RTX3060 LHR falls off bus - Ubuntu 20.04 running pytorch and numpy inference code

Ok so here is the general gist and some fast tracking of info:
i have modprobe blacklisting nouveau and nvidiafb


Ubuntu 20.04
Zotac RTX3060 LHR
Intel(R) Core(TM) i7-8700 CPU @ 3.20GHz 12 core

Memory block size:       128M
Total online memory:      16G
Total offline memory:      0B

dkms status

nvidia, 470.82.01, 5.4.0-91-generic, x86_64: installed
SierraLinuxQMIdrivers, S2.42N2.64, 5.4.0-90-generic, x86_64: installed
SierraLinuxQMIdrivers, S2.42N2.64, 5.4.0-91-generic, x86_64: installed

uname -r

In the attached report file you will see many attempts to load newer drivers. only 460 would work for me due to a conflict at the kernel api version. This problem persisted with 460 and when attempting to upgrade to 495 the drivers failed to initialize during boot. After cleaning the entire system of libnvidia*, cuda* and nvidia* packages i got it upgraded to 470 (after a failed attempt at driver 495) and the problem persisted. I will try upgrading again to driver 495 if you think it will fix the issue but this will take a lot of time to figure out why its failing to install and initialize.
nvidia-bug-report.log.gz (156.7 KB)

OK so here is a kicker this seems to happen when i am running a time of flight inference on lidar using a python program i wrote and am not able to share publicly. I initially thought that tensorflow, numpy, scipi and scikit learn were using too many threads or virtual memory but after adjusting the threads to be 1 vs 12 this problem still persisted.
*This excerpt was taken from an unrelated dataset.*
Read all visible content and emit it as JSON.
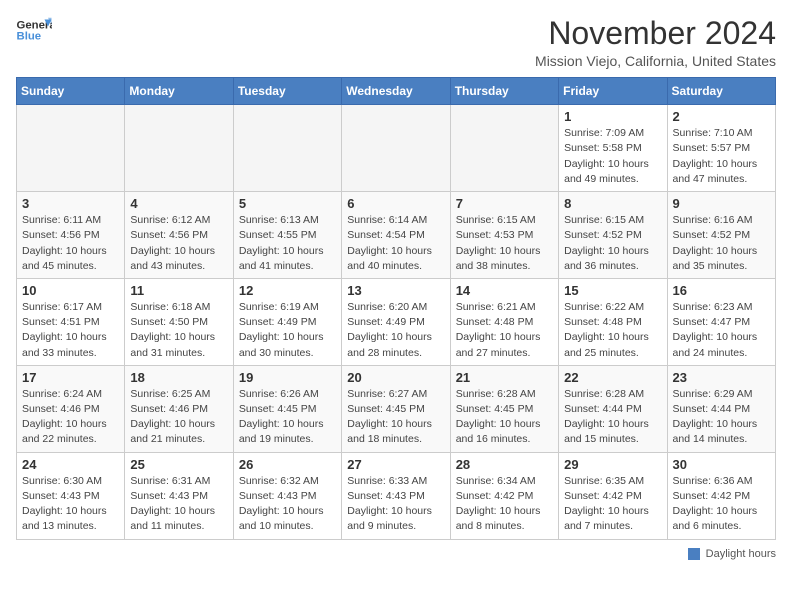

it seems the drivers or the cuda runtime is crashing after being run for an indeterminate amount of time. Right now what I need help with is figuring out why it is crashing and if the logs shared here can give you any insight to the problem.

This problem does not persist when I am not running my inference script so there is something kicking the cuda or drivers off the bus and I would like some help finding out what is causing this. by process of elimination there is some relationship between my code running pytorch and numpy. i am using the KITTI dataset for testing with the pointpillars three class model. I believe the current version of pytorch uses the cuda toolkit API for 11.1 this could be a possible issue if there is incompatibilities between API versions. torch does not exist for cuda 11.4 or 11.5 its last supported version is cuda 11.3 and im not sure how to install the driver separate from the toolkit to test this hypothesis as 470 comes with 11.4 and 460 comes with 11.2 (also not supported)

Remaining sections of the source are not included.